🤖 AI Summary
Unsupervised image captioning lacks effective frameworks that enable vision-language models (VLMs) to acquire language capabilities without labeled data or external supervision.
Method: This paper proposes LoGIC—the first multi-agent reinforcement learning framework for unsupervised image captioning, grounded in the Lewis signaling game. It introduces a collaborative “speaker–listener” architecture: the speaker generates captions, while the listener interprets them and provides feedback, jointly optimizing VLM behavior on raw, unlabeled images. The framework integrates ViT, GPT-2, and LLM components, trained end-to-end via the GRPO algorithm.

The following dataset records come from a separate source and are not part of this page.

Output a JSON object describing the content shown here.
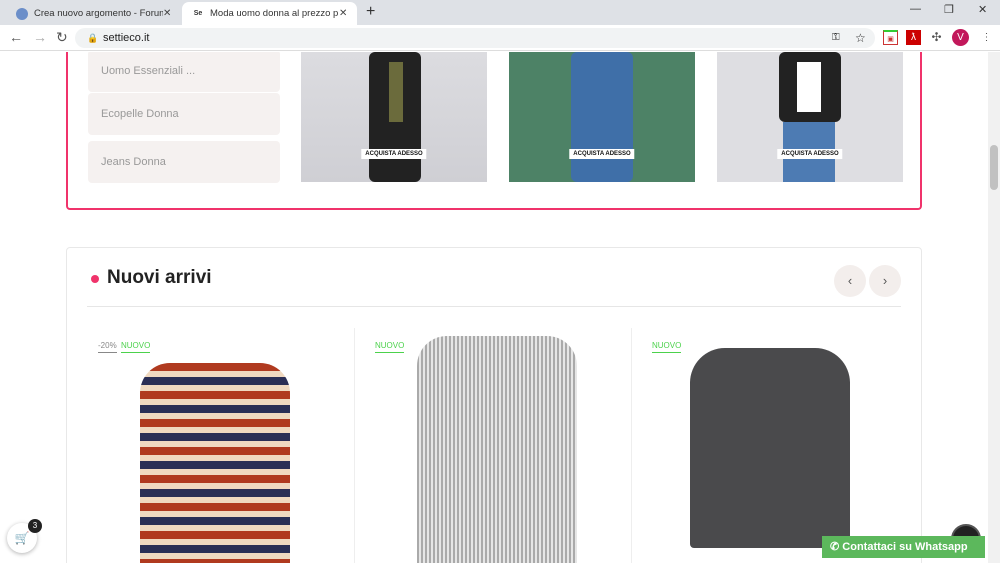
{
  "browser": {
    "tabs": [
      {
        "title": "Crea nuovo argomento - Forum I"
      },
      {
        "title": "Moda uomo donna al prezzo più"
      }
    ],
    "url": "settieco.it",
    "profile_initial": "V"
  },
  "promo": {
    "categories": [
      "Uomo Essenziali ...",
      "Ecopelle Donna",
      "Jeans Donna"
    ],
    "cta": "ACQUISTA ADESSO"
  },
  "new_arrivals": {
    "title": "Nuovi arrivi",
    "prev": "‹",
    "next": "›",
    "products": [
      {
        "discount": "-20%",
        "badge": "NUOVO"
      },
      {
        "badge": "NUOVO"
      },
      {
        "badge": "NUOVO"
      }
    ]
  },
  "cart": {
    "count": "3"
  },
  "whatsapp": {
    "label": "Contattaci su Whatsapp"
  },
  "colors": {
    "accent": "#f0336b",
    "new": "#4cd24c",
    "whatsapp": "#5cb85c"
  }
}
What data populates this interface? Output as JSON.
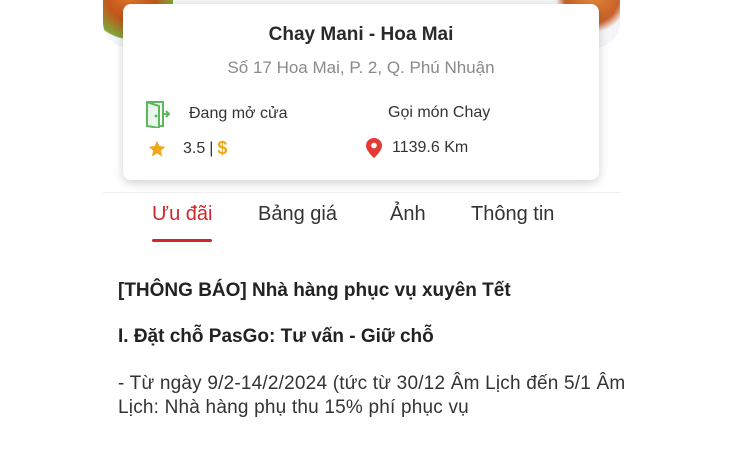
{
  "restaurant": {
    "name": "Chay Mani - Hoa Mai",
    "address": "Số 17 Hoa Mai, P. 2, Q. Phú Nhuận",
    "status": "Đang mở cửa",
    "category": "Gọi món Chay",
    "rating": "3.5",
    "rating_separator": "|",
    "price_symbol": "$",
    "distance": "1139.6 Km"
  },
  "icons": {
    "status": "door-open-icon",
    "rating": "star-icon",
    "distance": "map-pin-icon"
  },
  "tabs": [
    {
      "label": "Ưu đãi",
      "active": true
    },
    {
      "label": "Bảng giá",
      "active": false
    },
    {
      "label": "Ảnh",
      "active": false
    },
    {
      "label": "Thông tin",
      "active": false
    }
  ],
  "content": {
    "announcement": "[THÔNG BÁO] Nhà hàng phục vụ xuyên Tết",
    "section_title": "I. Đặt chỗ PasGo: Tư vấn - Giữ chỗ",
    "paragraph": "- Từ ngày 9/2-14/2/2024 (tức từ 30/12 Âm Lịch đến 5/1 Âm Lịch: Nhà hàng phụ thu 15% phí phục vụ"
  },
  "colors": {
    "accent": "#d0262c",
    "door_icon": "#5cb85c",
    "star": "#f2a71b",
    "pin": "#e53935"
  }
}
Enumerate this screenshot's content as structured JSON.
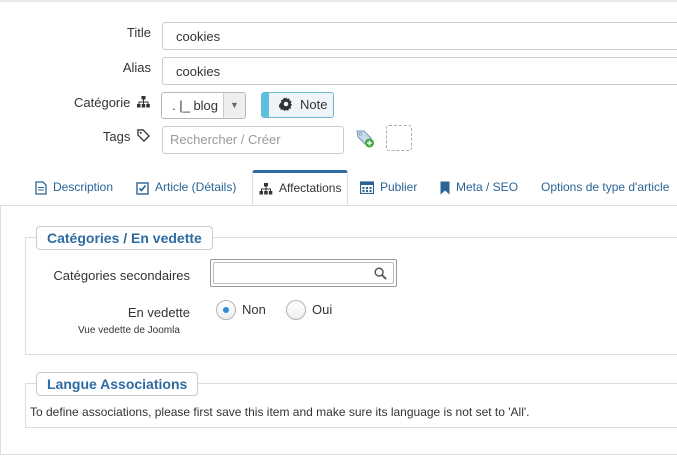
{
  "form": {
    "title_label": "Title",
    "title_value": "cookies",
    "alias_label": "Alias",
    "alias_value": "cookies",
    "category_label": "Catégorie",
    "category_value": ". |_ blog",
    "note_label": "Note",
    "tags_label": "Tags",
    "tags_placeholder": "Rechercher / Créer"
  },
  "tabs": [
    {
      "label": "Description",
      "icon": "file-text-icon"
    },
    {
      "label": "Article (Détails)",
      "icon": "checkbox-icon"
    },
    {
      "label": "Affectations",
      "icon": "sitemap-icon",
      "active": true
    },
    {
      "label": "Publier",
      "icon": "calendar-icon"
    },
    {
      "label": "Meta / SEO",
      "icon": "bookmark-icon"
    },
    {
      "label": "Options de type d'article",
      "icon": ""
    }
  ],
  "categories_section": {
    "legend": "Catégories / En vedette",
    "secondary_label": "Catégories secondaires",
    "featured_label": "En vedette",
    "featured_note": "Vue vedette de Joomla",
    "option_no": "Non",
    "option_yes": "Oui",
    "selected": "Non"
  },
  "language_section": {
    "legend": "Langue Associations",
    "message": "To define associations, please first save this item and make sure its language is not set to 'All'."
  },
  "colors": {
    "accent": "#2d6ca2",
    "link": "#2a6496",
    "note_accent": "#5bc0de"
  }
}
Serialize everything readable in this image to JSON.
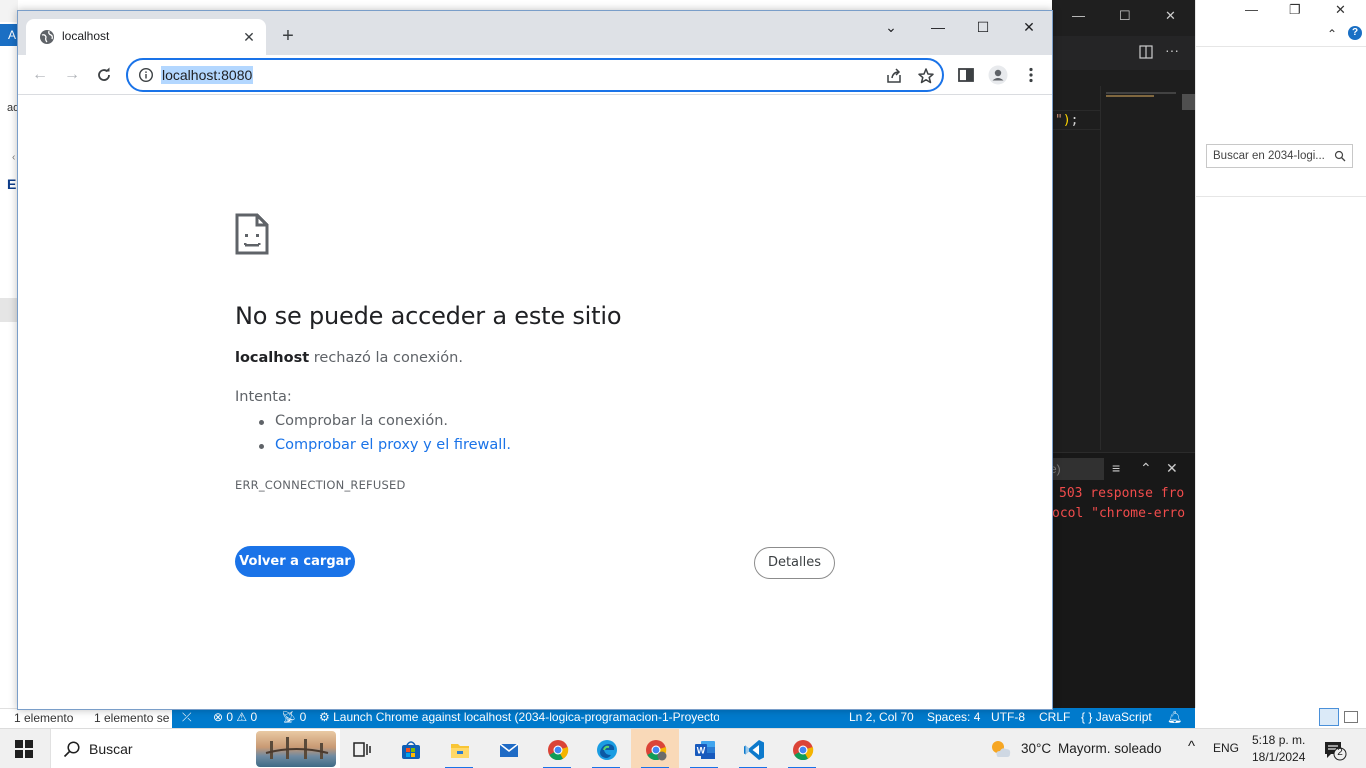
{
  "chrome": {
    "tab_title": "localhost",
    "url": "localhost:8080",
    "error": {
      "title": "No se puede acceder a este sitio",
      "host": "localhost",
      "description_rest": " rechazó la conexión.",
      "try_label": "Intenta:",
      "suggestions": [
        "Comprobar la conexión.",
        "Comprobar el proxy y el firewall."
      ],
      "code": "ERR_CONNECTION_REFUSED",
      "reload_button": "Volver a cargar",
      "details_button": "Detalles"
    }
  },
  "explorer_left": {
    "tab_letter": "A",
    "partial_text": "ad",
    "partial_heading": "E"
  },
  "explorer_right": {
    "search_placeholder": "Buscar en 2034-logi..."
  },
  "vscode": {
    "code_line": {
      "quote": "\"",
      "paren": ")",
      "semi": ";"
    },
    "filter_text": "e)",
    "output_lines": [
      "503 response fro",
      "ocol \"chrome-erro"
    ]
  },
  "statusbar": {
    "items_count": "1 elemento",
    "items_selected": "1 elemento sel",
    "problems_errors": "0",
    "problems_warnings": "0",
    "ports": "0",
    "launch": "Launch Chrome against localhost (2034-logica-programacion-1-Proyecto",
    "cursor": "Ln 2, Col 70",
    "spaces": "Spaces: 4",
    "encoding": "UTF-8",
    "eol": "CRLF",
    "language": "JavaScript"
  },
  "taskbar": {
    "search_label": "Buscar",
    "temperature": "30°C",
    "weather": "Mayorm. soleado",
    "language": "ENG",
    "time": "5:18 p. m.",
    "date": "18/1/2024",
    "notifications": "2",
    "apps": [
      "task-view",
      "microsoft-store",
      "file-explorer",
      "mail",
      "chrome",
      "edge",
      "chrome-profile",
      "word",
      "vscode",
      "chrome"
    ]
  },
  "colors": {
    "accent": "#1a73e8",
    "vscode_status": "#007acc",
    "error_text": "#f14c4c"
  }
}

Contribution/Results: Fine-tuning a pretrained model yields BLEU-4 of 46.0—surpassing supervised baselines by +2.0. A lightweight model trained from scratch achieves BLEU-4 of 31.0, outperforming prior unsupervised methods by +10.0. These results empirically validate that communication games effectively elicit emergent linguistic competence in VLMs and demonstrate strong scalability across model sizes.
📝 Abstract
Image captioning is an important problem in developing various AI systems, and these tasks require large volumes of annotated images to train the models. Since all existing labelled datasets are already used for training the large Vision Language Models (VLMs), it becomes challenging to improve the performance of the same. Considering this, it is essential to consider the unsupervised image captioning performance, which remains relatively under-explored. To that end, we propose LoGIC (Lewis Communication Game for Image Captioning), a Multi-agent Reinforcement Learning game. The proposed method consists of two agents, a 'speaker' and a 'listener', with the objective of learning a strategy for communicating in natural language. We train agents in the cooperative common-reward setting using the GRPO algorithm and show that improvement in image captioning performance emerges as a consequence of the agents learning to play the game. We show that using pre-trained VLMs as the 'speaker' and Large Language Model (LLM) for language understanding in the 'listener', we achieved a $46$ BLEU score after fine-tuning using LoGIC without additional labels, a $2$ units advantage in absolute metrics compared to the $44$ BLEU score of the vanilla VLM. Additionally, we replace the VLM from the 'speaker' with lightweight components: (i) a ViT for image perception and (ii) a GPT2 language generation, and train them from scratch using LoGIC, obtaining a $31$ BLEU score in the unsupervised setting, a $10$ points advantage over existing unsupervised image-captioning methods.